Let's use swap on the division function in the same chain of simple arithmetic functions from before:

from functools import partial

from chainsmoke.chain import chain
from chainsmoke.functools import swap

def addition(x, y):
    return x + y

def multiplication(x, y):
    return x * y

def division(x, y):
    return x // y

add_two = partial(addition, 2)
multiply_by_two = partial(multiplication, 2)
divide_by_two = partial(swap(division), 2)

result = chain(
    5,
    add_two,
    multiply_by_two,
    divide_by_two
)

wrap_with

chain has a keyword argument wrap_with that takes a decorator function and applies it to all of the functions in the chain.

So instead of writing this...

from functools import partial

from chainsmoke.chain import chain
from chainsmoke.functools import swap
from chainsmoke.log import log_it


@log_it(print)
def addition(x, y):
    return x + y

@log_it(print)
def multiplication(x, y):
    return x * y

@log_it(print)
def division(x, y):
    return x // y

add_two = partial(addition, 2)
multiply_by_two = partial(multiplication, 2)
divide_by_two = partial(swap(division), 2)

result = chain(
    5,
    add_two,
    multiply_by_two,
    divide_by_two
)

... you can write this ...

from functools import partial

from chainsmoke.chain import chain
from chainsmoke.functools import swap
from chainsmoke.log import log_it


def addition(x, y):
    return x + y

def multiplication(x, y):
    return x * y

def division(x, y):
    return x // y

add_two = partial(addition, 2)
multiply_by_two = partial(multiplication, 2)
divide_by_two = partial(swap(division), 2)

result = chain(
    5,
    add_two,
    multiply_by_two,
    divide_by_two,
    wrap_with=log_it(print)
)

validate_it

Chainsmoke provides a decorator nanmed validate_it that will do type-level validation of arguments and the return value using Python 3.5's type annotations.

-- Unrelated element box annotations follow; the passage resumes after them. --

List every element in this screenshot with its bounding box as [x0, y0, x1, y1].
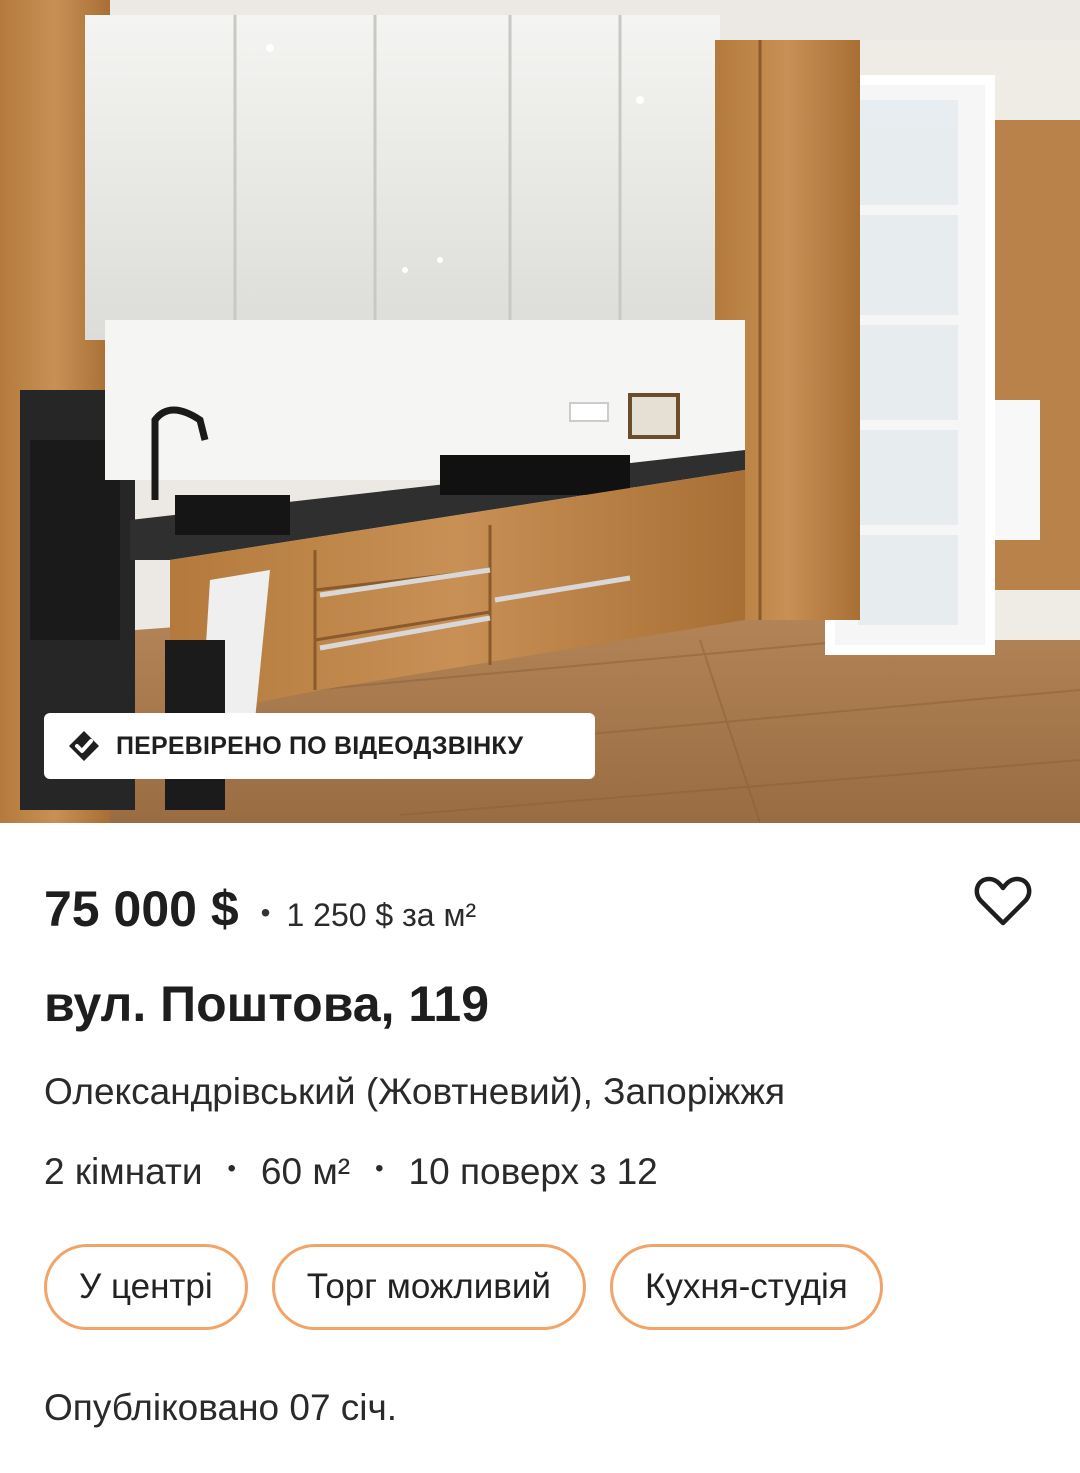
- price-separator: •: [260, 897, 271, 928]
- published-date: Опубліковано 07 січ.: [44, 1387, 398, 1428]
- params-separator: •: [375, 1155, 384, 1182]
- verified-badge-label: ПЕРЕВІРЕНО ПО ВІДЕОДЗВІНКУ: [116, 731, 524, 760]
- floor-info: 10 поверх з 12: [408, 1151, 658, 1192]
- params-separator: •: [227, 1155, 236, 1182]
- tag-list: У центрі Торг можливий Кухня-студія: [44, 1244, 907, 1330]
- favorite-button[interactable]: [970, 870, 1036, 932]
- listing-address[interactable]: вул. Поштова, 119: [44, 975, 489, 1033]
- verified-house-icon: [64, 726, 104, 766]
- price: 75 000 $: [44, 881, 239, 937]
- tag-chip[interactable]: Кухня-студія: [609, 1244, 883, 1330]
- rooms-count: 2 кімнати: [44, 1151, 203, 1192]
- price-row: 75 000 $ • 1 250 $ за м²: [44, 880, 476, 938]
- listing-district: Олександрівський (Жовтневий), Запоріжжя: [44, 1071, 786, 1112]
- tag-chip[interactable]: Торг можливий: [271, 1244, 586, 1330]
- heart-icon: [974, 876, 1032, 926]
- listing-params: 2 кімнати • 60 м² • 10 поверх з 12: [44, 1151, 658, 1193]
- verified-badge: ПЕРЕВІРЕНО ПО ВІДЕОДЗВІНКУ: [44, 713, 595, 779]
- listing-photo[interactable]: ПЕРЕВІРЕНО ПО ВІДЕОДЗВІНКУ: [0, 0, 1080, 823]
- tag-chip[interactable]: У центрі: [44, 1244, 248, 1330]
- price-per-m2: 1 250 $ за м²: [286, 897, 477, 933]
- area: 60 м²: [260, 1151, 351, 1192]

from chainsmoke.validate import validate_it

@validate_it
def add_two_numbers(x: int, y: int) -> int:
    return x + y

add_two_numbers(2, 'A')

will raise a TypeError with the following message: "add_two_numbers expects type <class 'int'> for arg y " but received value A with type of <class 'str'>"

@validate_it
def add_two(x: int, y: int) -> int:
    return str(x + y)

add_two(4, 5)

will raise a TypeError with the following message: add_two has return type <class 'int'> but is returning value 9 of type <class 'str'>

Any function that is passed to validate must have type annotations or an exception will be raised.

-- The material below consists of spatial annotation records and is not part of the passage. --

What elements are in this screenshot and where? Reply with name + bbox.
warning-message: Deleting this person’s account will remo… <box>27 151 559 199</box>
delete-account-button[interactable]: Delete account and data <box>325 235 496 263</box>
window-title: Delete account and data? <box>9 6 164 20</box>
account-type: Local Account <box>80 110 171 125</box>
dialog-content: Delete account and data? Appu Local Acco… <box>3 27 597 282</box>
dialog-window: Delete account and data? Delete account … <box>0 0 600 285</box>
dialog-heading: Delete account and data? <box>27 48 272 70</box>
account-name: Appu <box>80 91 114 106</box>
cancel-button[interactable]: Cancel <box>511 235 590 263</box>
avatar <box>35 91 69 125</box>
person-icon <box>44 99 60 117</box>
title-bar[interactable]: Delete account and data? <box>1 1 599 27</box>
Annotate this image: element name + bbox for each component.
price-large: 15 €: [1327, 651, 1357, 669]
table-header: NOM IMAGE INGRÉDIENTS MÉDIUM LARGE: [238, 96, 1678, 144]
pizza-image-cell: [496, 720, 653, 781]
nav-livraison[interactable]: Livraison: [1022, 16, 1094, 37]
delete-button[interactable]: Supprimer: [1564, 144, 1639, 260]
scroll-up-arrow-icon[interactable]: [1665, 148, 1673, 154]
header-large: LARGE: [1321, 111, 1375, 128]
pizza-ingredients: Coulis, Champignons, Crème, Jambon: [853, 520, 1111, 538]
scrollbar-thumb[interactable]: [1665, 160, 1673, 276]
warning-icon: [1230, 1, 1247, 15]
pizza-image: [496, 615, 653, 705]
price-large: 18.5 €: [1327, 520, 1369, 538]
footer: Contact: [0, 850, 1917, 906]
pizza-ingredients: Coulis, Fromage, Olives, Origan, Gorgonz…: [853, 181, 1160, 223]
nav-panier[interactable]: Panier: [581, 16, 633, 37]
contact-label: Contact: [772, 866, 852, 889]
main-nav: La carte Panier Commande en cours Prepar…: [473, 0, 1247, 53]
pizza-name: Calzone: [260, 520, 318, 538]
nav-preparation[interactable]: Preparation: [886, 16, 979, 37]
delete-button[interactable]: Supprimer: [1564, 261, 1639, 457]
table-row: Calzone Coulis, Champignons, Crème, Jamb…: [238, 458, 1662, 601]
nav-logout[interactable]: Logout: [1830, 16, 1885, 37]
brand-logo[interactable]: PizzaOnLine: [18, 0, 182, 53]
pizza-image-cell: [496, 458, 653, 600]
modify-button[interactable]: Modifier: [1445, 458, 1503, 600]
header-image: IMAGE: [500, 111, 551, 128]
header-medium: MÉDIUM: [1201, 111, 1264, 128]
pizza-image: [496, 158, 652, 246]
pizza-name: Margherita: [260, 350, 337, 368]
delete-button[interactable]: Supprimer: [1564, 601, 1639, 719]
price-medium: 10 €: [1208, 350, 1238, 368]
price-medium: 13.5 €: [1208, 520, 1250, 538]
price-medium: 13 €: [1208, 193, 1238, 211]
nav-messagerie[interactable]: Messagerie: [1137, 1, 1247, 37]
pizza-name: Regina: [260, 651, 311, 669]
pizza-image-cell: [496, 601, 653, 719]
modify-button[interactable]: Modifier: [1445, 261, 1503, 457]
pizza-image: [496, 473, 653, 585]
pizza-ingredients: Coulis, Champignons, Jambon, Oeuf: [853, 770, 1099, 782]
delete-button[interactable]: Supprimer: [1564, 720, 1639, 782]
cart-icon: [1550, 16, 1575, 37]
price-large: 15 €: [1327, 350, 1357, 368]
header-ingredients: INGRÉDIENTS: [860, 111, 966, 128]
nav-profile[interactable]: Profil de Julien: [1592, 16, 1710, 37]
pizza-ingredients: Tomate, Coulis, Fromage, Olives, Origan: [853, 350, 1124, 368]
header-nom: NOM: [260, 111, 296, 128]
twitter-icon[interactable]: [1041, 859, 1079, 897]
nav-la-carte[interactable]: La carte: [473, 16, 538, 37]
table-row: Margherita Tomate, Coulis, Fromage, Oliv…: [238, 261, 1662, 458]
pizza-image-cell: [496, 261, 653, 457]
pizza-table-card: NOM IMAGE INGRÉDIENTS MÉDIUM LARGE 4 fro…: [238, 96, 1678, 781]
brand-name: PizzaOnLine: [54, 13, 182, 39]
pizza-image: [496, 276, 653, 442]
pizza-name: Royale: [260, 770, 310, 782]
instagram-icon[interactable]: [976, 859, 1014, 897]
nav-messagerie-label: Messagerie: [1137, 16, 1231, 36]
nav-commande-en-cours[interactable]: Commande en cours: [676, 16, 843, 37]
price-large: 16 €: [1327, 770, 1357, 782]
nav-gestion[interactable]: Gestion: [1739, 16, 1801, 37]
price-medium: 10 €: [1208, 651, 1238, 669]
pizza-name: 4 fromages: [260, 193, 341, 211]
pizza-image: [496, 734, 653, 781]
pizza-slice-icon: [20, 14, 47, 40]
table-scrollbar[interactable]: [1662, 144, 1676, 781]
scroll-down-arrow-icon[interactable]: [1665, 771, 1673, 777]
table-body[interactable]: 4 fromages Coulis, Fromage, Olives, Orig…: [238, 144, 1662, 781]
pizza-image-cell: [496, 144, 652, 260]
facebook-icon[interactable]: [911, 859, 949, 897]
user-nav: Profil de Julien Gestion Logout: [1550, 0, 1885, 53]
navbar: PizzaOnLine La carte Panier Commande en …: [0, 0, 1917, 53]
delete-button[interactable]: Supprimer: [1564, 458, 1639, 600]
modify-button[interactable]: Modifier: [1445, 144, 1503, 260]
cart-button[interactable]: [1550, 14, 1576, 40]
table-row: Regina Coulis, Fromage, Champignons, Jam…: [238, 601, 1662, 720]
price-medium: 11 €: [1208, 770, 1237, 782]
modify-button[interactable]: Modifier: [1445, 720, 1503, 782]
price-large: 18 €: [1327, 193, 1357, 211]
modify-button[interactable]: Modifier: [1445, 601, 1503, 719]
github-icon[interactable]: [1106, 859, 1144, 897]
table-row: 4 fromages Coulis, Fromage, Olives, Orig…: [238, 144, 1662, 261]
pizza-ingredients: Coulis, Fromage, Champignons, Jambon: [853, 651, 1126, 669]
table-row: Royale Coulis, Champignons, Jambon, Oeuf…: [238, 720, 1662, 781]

##combine combine allows you to combine Chainsmoke's various decorators in a way that allows them to play nicely together.

from logging import log

from chainsmoke.chain import combine
from chainsmoke.log import log_it
from chainsmoke.validate import validate_it


validate_and_log = combine(log_it(log.debug), validate_it)

@validate_and_log
def add_two(x: int, y: int) -> int:
    return x + y

You can pass the decorators in any order that you like and Chainsmoke will figure out the correct order to integrate the decorators.